O plenário decidiu, ainda, abrir procedimento preliminar para apurar o suposto envolvimento do ministro. Dessa forma ele será cientificado dos elementos fornecidos pelo Supremo Tribunal Federal e notificado para apresentar defesa prévia no prazo de 15 dias contados a partir do recebimento da notificação. Apenas após estes procedimentos é que o STJ vai decidir se abre uma sindicância para apurar o caso.
Também ficou decido que a deliberação do plenário deverá ser comunicada ao Conselho Nacional de Justiça e ao relator do inquérito que apura o caso no Supremo Tribunal Federal, Cezar Peluso. Dos 32 ministros da Corte, 25 participaram da votação. Estavam ausentes o decano da Corte, Pádua Ribeiro e o ministro Fernando Gonçalves.
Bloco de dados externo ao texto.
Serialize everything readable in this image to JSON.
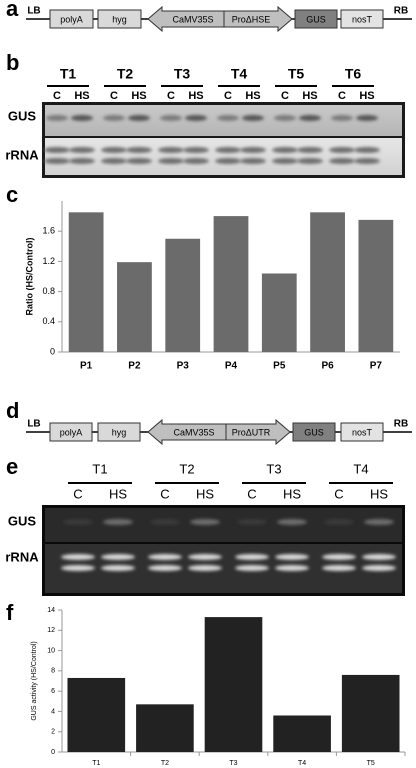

Se declararam impedidos os ministros Paulo Gallotti e Nilson Naves, colegas de Paulo Medina na 6ª Turma, e o ministro João Otávio de Noronha.
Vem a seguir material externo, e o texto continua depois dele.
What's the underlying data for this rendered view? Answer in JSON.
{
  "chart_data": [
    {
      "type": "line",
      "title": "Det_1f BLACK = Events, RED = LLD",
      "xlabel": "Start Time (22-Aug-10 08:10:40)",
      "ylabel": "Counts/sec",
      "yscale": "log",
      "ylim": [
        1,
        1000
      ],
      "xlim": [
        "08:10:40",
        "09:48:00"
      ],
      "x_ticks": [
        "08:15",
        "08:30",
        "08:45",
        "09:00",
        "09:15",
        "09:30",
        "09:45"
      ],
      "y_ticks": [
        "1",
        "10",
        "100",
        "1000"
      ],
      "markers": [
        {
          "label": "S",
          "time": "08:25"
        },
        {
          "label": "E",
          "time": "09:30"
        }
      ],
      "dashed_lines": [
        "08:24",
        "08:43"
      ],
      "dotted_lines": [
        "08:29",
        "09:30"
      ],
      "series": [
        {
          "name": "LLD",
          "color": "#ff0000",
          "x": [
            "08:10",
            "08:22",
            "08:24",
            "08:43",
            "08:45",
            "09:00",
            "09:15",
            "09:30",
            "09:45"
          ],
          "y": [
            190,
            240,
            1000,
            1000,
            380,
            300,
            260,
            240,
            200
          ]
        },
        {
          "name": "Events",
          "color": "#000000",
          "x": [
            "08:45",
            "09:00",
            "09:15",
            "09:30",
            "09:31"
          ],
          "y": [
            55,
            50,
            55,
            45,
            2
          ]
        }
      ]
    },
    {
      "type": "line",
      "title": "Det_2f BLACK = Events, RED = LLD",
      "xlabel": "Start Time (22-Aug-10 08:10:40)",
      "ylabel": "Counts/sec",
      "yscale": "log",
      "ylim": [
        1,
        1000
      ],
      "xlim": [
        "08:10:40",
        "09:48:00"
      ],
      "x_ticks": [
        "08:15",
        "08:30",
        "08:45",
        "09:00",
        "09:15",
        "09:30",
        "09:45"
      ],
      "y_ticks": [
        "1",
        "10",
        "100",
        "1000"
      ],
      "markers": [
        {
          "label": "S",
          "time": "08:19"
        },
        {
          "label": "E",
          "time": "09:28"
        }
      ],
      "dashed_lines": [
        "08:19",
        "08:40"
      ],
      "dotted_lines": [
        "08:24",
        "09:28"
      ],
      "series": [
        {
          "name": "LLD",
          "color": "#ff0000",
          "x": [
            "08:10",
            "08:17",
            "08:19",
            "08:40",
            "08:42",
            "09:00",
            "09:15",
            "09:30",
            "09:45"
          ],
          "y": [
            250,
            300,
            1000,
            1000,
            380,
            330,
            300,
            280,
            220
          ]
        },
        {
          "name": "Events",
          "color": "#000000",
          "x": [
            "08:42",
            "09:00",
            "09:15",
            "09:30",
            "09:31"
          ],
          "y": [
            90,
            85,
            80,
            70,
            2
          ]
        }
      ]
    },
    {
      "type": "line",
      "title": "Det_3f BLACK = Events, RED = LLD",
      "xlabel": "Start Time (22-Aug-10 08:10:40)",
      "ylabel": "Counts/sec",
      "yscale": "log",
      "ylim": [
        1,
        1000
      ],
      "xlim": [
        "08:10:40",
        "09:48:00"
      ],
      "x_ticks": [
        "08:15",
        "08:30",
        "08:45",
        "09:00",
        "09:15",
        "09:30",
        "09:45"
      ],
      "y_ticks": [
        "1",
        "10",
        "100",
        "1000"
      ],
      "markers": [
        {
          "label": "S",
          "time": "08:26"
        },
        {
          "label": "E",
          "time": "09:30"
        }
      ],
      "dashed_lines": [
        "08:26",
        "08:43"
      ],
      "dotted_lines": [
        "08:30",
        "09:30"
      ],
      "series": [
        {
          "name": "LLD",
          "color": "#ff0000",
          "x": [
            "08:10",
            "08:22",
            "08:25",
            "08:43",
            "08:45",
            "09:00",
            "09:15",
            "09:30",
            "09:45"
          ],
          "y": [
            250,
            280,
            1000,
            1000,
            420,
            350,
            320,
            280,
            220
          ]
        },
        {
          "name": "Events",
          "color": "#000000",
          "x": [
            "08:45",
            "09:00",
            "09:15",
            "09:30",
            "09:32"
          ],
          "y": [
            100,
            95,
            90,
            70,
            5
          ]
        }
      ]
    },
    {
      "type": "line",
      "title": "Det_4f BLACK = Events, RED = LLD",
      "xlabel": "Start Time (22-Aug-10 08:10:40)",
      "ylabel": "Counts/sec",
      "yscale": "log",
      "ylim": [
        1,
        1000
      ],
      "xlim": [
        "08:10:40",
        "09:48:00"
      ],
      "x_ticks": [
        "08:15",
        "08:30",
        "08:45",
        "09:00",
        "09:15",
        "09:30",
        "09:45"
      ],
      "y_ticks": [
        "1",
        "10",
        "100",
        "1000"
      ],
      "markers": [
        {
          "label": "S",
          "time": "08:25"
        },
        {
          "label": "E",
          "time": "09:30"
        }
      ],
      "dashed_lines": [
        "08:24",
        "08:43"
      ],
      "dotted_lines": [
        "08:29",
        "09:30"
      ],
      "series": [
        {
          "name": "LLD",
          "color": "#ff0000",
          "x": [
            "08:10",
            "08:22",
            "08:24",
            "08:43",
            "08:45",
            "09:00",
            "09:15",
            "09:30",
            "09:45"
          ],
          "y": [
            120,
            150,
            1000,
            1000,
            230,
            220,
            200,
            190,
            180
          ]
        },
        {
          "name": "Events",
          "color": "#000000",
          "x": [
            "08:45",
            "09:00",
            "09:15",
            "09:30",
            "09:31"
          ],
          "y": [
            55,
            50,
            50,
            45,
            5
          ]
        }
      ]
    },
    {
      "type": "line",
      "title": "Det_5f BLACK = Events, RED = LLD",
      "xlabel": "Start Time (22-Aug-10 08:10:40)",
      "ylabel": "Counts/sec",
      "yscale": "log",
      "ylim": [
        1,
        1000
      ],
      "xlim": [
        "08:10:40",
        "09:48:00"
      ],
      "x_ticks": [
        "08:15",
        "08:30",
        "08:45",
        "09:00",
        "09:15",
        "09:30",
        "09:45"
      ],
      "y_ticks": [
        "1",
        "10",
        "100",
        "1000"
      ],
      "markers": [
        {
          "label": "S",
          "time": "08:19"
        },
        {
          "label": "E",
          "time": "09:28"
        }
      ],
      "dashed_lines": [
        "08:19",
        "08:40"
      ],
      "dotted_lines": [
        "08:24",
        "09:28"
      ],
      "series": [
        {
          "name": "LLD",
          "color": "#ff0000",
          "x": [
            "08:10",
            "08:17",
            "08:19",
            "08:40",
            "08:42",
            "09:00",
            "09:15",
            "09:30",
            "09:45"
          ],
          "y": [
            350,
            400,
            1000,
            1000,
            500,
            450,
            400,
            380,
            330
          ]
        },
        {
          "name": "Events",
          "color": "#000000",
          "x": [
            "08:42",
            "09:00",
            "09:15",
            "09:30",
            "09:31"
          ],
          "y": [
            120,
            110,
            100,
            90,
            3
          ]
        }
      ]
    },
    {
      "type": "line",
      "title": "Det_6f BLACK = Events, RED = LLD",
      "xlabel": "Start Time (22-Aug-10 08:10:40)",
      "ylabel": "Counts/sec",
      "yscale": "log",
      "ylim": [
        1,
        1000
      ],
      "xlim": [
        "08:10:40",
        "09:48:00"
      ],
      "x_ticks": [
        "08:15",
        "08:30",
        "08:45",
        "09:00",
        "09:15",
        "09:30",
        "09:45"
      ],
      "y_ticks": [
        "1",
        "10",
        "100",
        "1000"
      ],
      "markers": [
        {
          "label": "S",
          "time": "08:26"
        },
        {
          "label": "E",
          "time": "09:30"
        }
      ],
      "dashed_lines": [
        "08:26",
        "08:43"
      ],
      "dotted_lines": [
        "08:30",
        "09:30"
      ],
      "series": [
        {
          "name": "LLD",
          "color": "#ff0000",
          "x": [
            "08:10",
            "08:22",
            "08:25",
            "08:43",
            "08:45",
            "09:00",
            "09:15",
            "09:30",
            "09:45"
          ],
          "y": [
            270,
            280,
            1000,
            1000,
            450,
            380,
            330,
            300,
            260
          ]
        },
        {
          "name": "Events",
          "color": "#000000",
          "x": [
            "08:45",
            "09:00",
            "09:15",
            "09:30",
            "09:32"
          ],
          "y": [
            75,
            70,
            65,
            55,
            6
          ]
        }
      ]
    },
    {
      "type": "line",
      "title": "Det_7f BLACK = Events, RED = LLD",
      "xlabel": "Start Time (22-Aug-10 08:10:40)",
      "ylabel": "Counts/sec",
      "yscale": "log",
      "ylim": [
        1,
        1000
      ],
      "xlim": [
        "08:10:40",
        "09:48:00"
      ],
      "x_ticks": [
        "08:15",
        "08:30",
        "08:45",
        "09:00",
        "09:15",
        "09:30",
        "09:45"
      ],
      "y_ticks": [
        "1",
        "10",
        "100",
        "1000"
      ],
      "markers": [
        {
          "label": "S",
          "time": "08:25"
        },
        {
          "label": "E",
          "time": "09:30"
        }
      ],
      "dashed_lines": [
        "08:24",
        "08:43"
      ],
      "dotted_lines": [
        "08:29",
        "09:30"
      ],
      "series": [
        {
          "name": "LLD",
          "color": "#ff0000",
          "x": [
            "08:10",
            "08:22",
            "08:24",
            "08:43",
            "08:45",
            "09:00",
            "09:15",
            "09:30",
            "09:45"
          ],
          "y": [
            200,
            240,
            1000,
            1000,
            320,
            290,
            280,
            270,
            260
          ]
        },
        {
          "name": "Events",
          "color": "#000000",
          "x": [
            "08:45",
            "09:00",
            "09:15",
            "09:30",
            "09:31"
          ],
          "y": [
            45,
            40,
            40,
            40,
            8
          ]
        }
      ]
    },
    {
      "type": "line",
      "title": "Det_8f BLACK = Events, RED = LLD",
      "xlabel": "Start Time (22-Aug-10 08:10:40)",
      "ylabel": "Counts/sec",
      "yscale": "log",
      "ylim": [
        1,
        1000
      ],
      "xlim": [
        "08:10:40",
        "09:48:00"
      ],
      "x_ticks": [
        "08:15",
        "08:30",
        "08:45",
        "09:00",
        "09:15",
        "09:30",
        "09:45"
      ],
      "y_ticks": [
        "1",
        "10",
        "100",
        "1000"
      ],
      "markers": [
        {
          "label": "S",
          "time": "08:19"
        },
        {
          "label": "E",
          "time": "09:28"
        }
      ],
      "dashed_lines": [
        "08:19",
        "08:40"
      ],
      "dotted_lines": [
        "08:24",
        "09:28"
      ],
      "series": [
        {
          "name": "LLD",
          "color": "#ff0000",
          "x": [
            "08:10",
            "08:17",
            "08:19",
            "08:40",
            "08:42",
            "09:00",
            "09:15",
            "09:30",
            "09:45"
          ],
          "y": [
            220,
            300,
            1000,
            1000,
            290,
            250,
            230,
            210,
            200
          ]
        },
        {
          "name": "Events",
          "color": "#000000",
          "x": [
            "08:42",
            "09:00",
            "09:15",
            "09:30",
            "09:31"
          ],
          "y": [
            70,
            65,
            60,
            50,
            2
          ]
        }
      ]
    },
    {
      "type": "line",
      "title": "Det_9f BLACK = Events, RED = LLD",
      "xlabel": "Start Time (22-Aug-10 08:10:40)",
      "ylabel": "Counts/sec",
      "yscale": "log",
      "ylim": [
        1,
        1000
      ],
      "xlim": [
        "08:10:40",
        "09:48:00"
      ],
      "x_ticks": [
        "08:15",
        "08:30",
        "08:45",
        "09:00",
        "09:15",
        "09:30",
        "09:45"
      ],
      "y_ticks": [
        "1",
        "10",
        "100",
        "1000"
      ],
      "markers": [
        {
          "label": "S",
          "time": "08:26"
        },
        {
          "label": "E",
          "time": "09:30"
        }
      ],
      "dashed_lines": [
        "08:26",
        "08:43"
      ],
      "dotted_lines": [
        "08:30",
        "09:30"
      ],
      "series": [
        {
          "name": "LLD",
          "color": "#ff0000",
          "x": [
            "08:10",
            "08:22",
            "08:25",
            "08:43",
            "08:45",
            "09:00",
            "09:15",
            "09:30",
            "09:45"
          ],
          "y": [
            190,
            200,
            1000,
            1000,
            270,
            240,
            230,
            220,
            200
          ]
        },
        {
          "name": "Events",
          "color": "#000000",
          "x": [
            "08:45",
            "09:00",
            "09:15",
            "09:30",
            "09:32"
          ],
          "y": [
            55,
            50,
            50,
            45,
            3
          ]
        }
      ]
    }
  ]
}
O presidente do Tribunal, ministro Raphael de Barros Monteiro Filho, determinou a suspensão da distribuição de processos ao ministro Medina, assim como a redistribuição dos seus processos, aqueles considerados urgentes, aos demais ministros.
Paulo Medina é alvo de denúncia do procurador-geral da República, Antonio Fernando Souza ao Supremo Tribunal Federal. Ele é acusado de conceder liminar para a liberação de máquinas caça-níqueis no Rio de Janeiro supostamente em troca de R$ 1 milhão. A transação teria sido feita por intermédio de seu irmão, o advogado Virgílio Medina, também investigado. Medina foi denunciado por prevaricação, formação de quadrilha e corrupção passiva.
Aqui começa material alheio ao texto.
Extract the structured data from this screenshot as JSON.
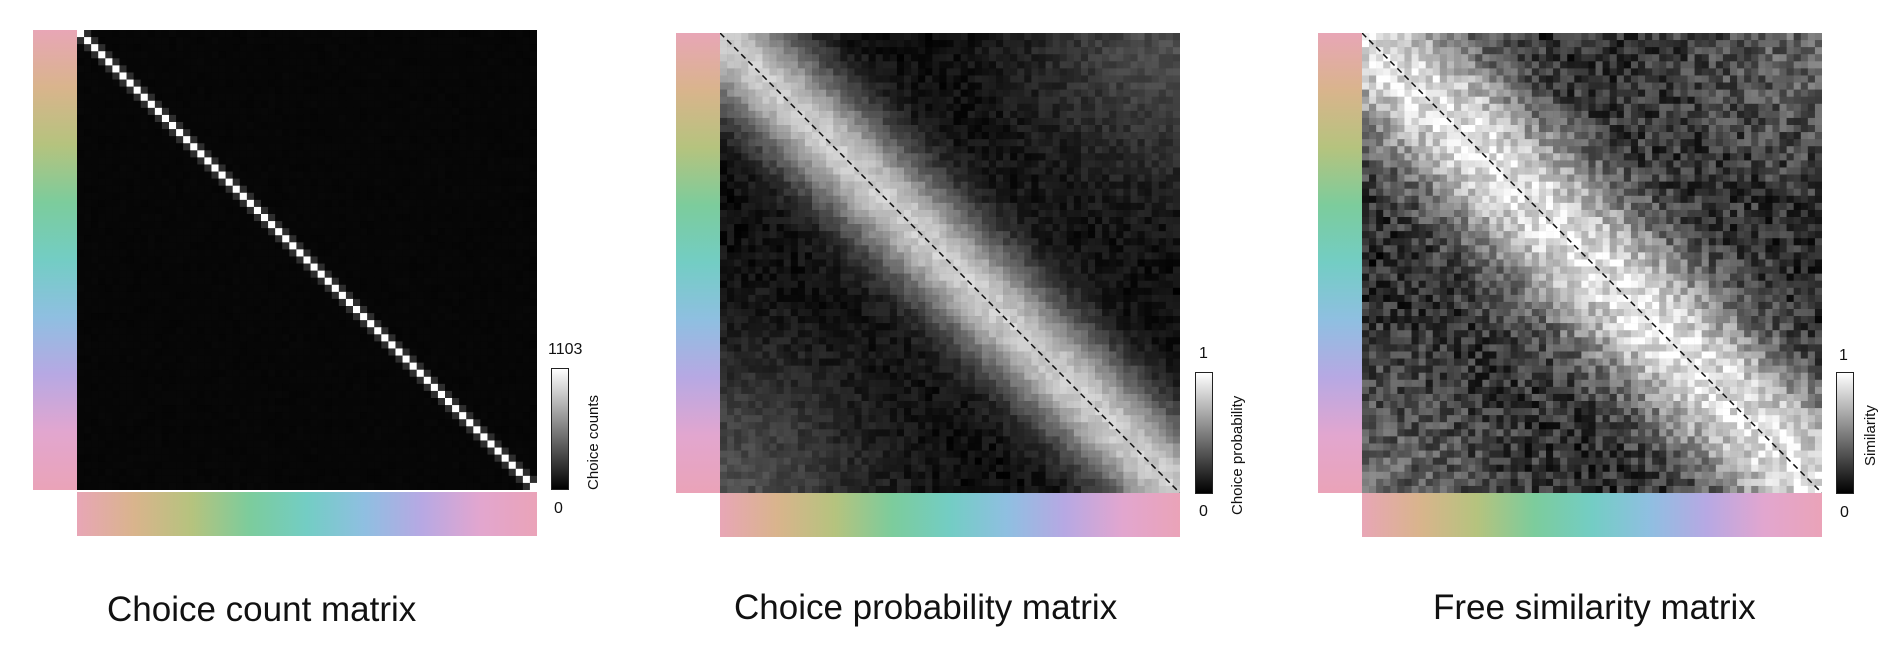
{
  "chart_data": [
    {
      "type": "heatmap",
      "title": "Choice count matrix",
      "colorbar": {
        "label": "Choice counts",
        "min": 0,
        "max": 1103,
        "min_label": "0",
        "max_label": "1103"
      },
      "size": 65,
      "diagonal_dashed_line": false,
      "diagonal_value": 1103,
      "band_width": 2,
      "off_diagonal_level": 0.02,
      "noise": 0.01,
      "axis_colormap": [
        "#e8a6b6",
        "#d9b48c",
        "#b5c37e",
        "#7ccc9c",
        "#73cdc4",
        "#8fbfe1",
        "#b7a8e3",
        "#e2a6cf",
        "#eaa3b8"
      ]
    },
    {
      "type": "heatmap",
      "title": "Choice probability matrix",
      "colorbar": {
        "label": "Choice probability",
        "min": 0,
        "max": 1,
        "min_label": "0",
        "max_label": "1"
      },
      "size": 65,
      "diagonal_dashed_line": true,
      "band_width": 7,
      "off_diagonal_level": 0.05,
      "noise": 0.12,
      "axis_colormap": [
        "#e8a6b6",
        "#d9b48c",
        "#b5c37e",
        "#7ccc9c",
        "#73cdc4",
        "#8fbfe1",
        "#b7a8e3",
        "#e2a6cf",
        "#eaa3b8"
      ]
    },
    {
      "type": "heatmap",
      "title": "Free similarity matrix",
      "colorbar": {
        "label": "Similarity",
        "min": 0,
        "max": 1,
        "min_label": "0",
        "max_label": "1"
      },
      "size": 65,
      "diagonal_dashed_line": true,
      "band_width": 10,
      "off_diagonal_level": 0.15,
      "noise": 0.35,
      "axis_colormap": [
        "#e8a6b6",
        "#d9b48c",
        "#b5c37e",
        "#7ccc9c",
        "#73cdc4",
        "#8fbfe1",
        "#b7a8e3",
        "#e2a6cf",
        "#eaa3b8"
      ]
    }
  ]
}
De acordo com as investigações da Polícia Federal, a atuação de Medina também é suspeita num julgamento que deu liberdade a Mirian Law, mulher de Law Kin Chong, considerado como um dos maiores contrabandistas do país. Na véspera do julgamento, o ministro teria ligado para uma assessora para informar que mudaria seu voto.
Maria Fernanda Erdelyi é correspondente da Revista Consultor Jurídico em Brasília.